Vision-Based Tactile Sensing · Data Augmentation · Robot Manipulation
University of Maryland, College Park
ControlTac performs force- and pose-conditioned generation to synthesize millions of realistic tactile images from a single reference, enhancing a wide range of downstream robotic applications.
Vision-based tactile sensing is widely used in perception, reconstruction, and robotic manipulation, yet collecting large-scale tactile data remains costly due to diverse sensor-object interactions and inconsistencies across sensor instances. Existing approaches to scaling tactile data — simulation and free-form tactile generation — often yield unrealistically rendered signals with poor transfer to highly dynamic real-world tasks. We propose ControlTac, a two-stage controllable tactile image generation framework that generates realistic tactile images conditioned on a single reference tactile image, contact force, and contact pose. By grounding generation in these important physical priors, ControlTac synthesizes realistic samples across different sensors while effectively capturing task-relevant variations. Across a series of downstream tasks and real-world experiments, the augmented datasets using our approach consistently improve performance and demonstrate practical utility in dynamic real-world settings.

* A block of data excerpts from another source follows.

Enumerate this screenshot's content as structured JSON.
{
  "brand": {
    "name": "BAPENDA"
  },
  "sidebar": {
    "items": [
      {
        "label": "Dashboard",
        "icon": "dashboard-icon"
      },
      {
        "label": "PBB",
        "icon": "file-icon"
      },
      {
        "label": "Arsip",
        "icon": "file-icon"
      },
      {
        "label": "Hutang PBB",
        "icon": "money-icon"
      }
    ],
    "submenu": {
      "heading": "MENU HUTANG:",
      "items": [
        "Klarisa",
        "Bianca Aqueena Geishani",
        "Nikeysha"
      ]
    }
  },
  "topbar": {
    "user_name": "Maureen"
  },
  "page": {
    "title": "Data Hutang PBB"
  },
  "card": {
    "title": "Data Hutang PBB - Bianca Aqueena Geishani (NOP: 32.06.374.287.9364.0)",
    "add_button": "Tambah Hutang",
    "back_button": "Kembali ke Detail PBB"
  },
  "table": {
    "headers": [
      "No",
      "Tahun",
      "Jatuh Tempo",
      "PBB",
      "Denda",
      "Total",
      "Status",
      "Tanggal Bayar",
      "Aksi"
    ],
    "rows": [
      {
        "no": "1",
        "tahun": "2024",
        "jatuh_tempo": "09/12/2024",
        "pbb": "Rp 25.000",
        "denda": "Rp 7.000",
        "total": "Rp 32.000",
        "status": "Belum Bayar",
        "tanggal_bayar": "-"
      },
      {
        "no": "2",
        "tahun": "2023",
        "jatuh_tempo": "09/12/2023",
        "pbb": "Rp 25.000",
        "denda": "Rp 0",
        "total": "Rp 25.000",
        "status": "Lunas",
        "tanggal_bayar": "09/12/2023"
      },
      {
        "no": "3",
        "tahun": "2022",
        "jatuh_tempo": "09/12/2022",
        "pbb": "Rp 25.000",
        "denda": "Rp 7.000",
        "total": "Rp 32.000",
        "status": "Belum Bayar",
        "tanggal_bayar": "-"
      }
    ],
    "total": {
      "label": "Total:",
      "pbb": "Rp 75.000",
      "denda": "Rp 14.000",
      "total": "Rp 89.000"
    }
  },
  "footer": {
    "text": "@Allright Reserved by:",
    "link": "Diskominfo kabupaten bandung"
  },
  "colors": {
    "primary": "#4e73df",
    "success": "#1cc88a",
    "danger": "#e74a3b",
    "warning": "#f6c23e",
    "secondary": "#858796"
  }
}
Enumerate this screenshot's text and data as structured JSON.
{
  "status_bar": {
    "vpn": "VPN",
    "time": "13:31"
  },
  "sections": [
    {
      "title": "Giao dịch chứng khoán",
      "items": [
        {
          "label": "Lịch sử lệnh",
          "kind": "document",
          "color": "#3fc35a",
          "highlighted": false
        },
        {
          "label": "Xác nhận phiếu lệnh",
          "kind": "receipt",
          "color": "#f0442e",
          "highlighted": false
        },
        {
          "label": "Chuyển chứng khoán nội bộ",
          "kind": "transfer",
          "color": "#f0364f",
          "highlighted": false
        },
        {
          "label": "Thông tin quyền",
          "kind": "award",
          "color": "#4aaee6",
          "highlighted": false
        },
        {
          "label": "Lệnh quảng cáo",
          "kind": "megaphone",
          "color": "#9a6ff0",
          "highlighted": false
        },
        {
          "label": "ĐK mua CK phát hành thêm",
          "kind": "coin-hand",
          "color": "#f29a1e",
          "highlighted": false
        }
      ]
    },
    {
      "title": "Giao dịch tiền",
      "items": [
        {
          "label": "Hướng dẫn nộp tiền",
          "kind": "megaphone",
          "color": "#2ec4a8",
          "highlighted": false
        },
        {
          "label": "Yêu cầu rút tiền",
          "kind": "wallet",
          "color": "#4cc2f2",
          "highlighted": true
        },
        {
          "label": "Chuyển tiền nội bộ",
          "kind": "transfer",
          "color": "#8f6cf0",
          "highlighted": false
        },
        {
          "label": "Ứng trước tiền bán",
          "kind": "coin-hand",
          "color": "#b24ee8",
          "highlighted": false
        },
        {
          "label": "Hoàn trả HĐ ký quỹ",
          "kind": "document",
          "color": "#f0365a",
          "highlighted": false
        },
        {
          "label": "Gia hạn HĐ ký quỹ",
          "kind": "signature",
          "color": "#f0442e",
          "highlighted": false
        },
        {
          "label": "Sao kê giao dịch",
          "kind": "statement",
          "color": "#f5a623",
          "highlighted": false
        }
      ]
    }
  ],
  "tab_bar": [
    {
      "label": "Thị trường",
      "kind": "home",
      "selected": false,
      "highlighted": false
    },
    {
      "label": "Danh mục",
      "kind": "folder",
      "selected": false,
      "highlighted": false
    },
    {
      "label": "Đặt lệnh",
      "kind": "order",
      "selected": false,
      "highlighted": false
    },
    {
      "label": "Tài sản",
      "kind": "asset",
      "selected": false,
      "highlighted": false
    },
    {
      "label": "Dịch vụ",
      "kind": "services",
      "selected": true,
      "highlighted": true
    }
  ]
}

Free-form generative methods lack physical grounding; simulators suffer from the sim-to-real gap. Our insight is that tactile synthesis should be explicitly conditioned on contact forces and poses, anchored by a single real reference image.
We propose conditioning tactile image synthesis on physically meaningful parameters — 3D contact force vectors and 2D contact pose masks — as the key to achieving both realism and controllable diversity.
We introduce ControlTac, a two-stage framework that decouples force and pose control to avoid representation entanglement, enabling cross-sensor transfer and diverse data synthesis from a single reference image.
We validate ControlTac across object classification, force estimation, pose estimation, real-world weighting, tracking, insertion, and imitation learning — consistently outperforming all baselines.
ControlTac decouples physical priors into contact force and spatial pose, operating sequentially to avoid entangling force-induced deformations with contact geometry changes.
The raw image is background-subtracted and encoded into a compressed latent space via a pre-trained autoencoder. A conditional Diffusion Transformer (with DDIM sampling) takes this latent representation and a target relative force vector ΔF to synthesize force-adjusted tactile images with accurate elastomer deformations.
Background subtraction isolates contact features and mitigates cross-sensor domain gaps arising from different lighting conditions.
A compact binary contact mask P serves as a global pose-control signal. Masks are aligned with ground-truth images at ±3 px and ±1° precision during training, and transformed to arbitrary target poses via 2D rigid transforms at inference.
Inspired by ControlNet, a frozen force-conditional backbone is augmented with a pose-guided adapter — injecting spatial constraints without disturbing the learned force-deformation mapping.
ControlTac is the only approach achieving all three desiderata: high realism, high variation, and physical controllability.
ControlTac is evaluated on twelve seen and unseen objects across two datasets using pixel-wise MSE↓ and structural similarity SSIM↑. ControlTac outperforms all baselines — including the Simulator and Sim2Real methods — across every evaluation setting.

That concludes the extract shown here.